Issues: In 2015 she testified before a U.S. Senate committee on what she said was the harmful effects of high-stakes standardized tests, such as those that students need to graduate. She said standardize testing has led to the biggest segregation policy since the Jim Crow days after the Civil War. “As a public school special education teacher, the curriculum I am told to teach my fourth and fifth grade students flies in direct contradiction with the realities we are living," said Lee. She also fights against the growing inequality in the state and cites the labor-backed Fiscal Policy Institute that says the top 1 percent of earners makes 45 percent more than the bottom 99 percent of New Yorkers. She said that trend is worsened by public policy of politicians beholden to their big campaign contributors.
Michael Volpe
Republican  
Background: Volpe, 57, is running on the independent line Serve America  Movement. He was born and raised in Glen Cove and earned a bachelor’s degree from Hofstra University. He earned a master’s in industrial relations from Cornell University and the City University of New York, and a law degree from New York Law School. He’s now a partner at Venable LLP, where he heads the firm’s nationwide “labor and employment” practice group. He first won office in 1999, elected to the Pelham (Westchester County) town council. Since 2015, he’s served as mayor of the village of Pelham. He is married with three adult children. 

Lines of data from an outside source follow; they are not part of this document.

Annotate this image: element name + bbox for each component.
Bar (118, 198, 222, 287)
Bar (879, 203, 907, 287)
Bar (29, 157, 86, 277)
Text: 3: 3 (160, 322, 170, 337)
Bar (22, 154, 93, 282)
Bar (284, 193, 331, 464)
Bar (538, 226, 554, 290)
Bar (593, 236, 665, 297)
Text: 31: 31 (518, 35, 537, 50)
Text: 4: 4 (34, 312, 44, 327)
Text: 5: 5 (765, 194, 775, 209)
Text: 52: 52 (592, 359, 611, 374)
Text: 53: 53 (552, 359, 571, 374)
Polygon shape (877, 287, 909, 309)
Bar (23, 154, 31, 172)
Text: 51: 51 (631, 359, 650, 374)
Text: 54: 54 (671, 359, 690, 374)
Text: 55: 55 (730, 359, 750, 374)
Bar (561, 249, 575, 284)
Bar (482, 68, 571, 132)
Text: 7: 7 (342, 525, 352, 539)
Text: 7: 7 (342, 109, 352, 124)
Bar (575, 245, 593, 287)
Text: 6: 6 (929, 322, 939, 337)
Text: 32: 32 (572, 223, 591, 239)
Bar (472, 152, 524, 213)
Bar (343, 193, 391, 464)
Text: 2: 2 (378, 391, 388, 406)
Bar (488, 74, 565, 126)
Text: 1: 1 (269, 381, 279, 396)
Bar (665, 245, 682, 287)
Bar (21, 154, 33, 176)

Issues: Volpe, is running with former Syracuse Mayor Stephanie Miner, a Democrat, as part of the Serve America Movement, a new national group looking to back candidates separate from the major parties. When he announced, Volpe said: “I am doing this because I believe our two-party system is broken and our country and state are heading in the wrong direction. We need an independent, bipartisan and cooperative approach to government locally, statewide and on a national level.” He wants to abolish direct grants to companies, which he said too often reward campaign contributors. He proposes to overhaul mass-transit bureaucracy, implement early voting, end gerrymandering and ban loopholes that allow companies to skirt campaign-contribution limits. He wants the state to assume full costs of the Medicaid program from the counties, which he says will dramatically lower property taxes. With the New York subway system in disrepair, he calls for firing every current member of the MTA board.